# Yay! Ziwipeak rocks! But how much?



## RosieC (Jul 6, 2010)

So after switching Alfie to Acana and then to Orijen I have given up with kibble. He just really doesn't like it and will wait all day until he's starving before he will eat it. TBH I'm not sure I blame him, it looks and smells boring!

So after reading all the reviews I decided to give Ziwipeak a go. It arrived today and so far he LOVES it! Big thumbs up on first impressions! :hello1:

My question is how much should I be feeding him? (as in how many grams total per day). He weighs about 4 lbs 12 oz, give or take, and is moderately active. He has 2 meals per day.

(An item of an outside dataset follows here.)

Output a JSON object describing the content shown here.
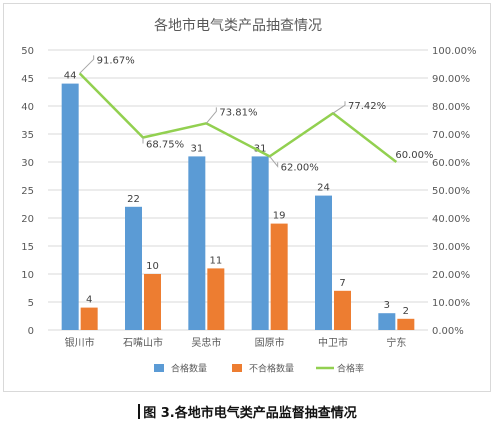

I know I can work it out approximately using the guide on the back, but just wanted your experience/advice on how much you feel he would need per day?

Thanks.


----------



## N*T*M*4U (Nov 10, 2008)

I'm feeding all my almost the same.....here is the pictures....I do add a spoon of the Ziwi canned with the food and also a little water.....I do weight them almost everyday and their weight are good ...


----------



## flippedstars (Dec 16, 2009)

Its so sad how little of this food they get  *sniffle*


----------



## N*T*M*4U (Nov 10, 2008)

flippedstars said:


> Its so sad how little of this food they get  *sniffle*


tell me about it......I weight him like every morning cause I'm scare he might lose or gain weight.....lol..

I forgot to mention that I feed the chis 2 times a day.....


----------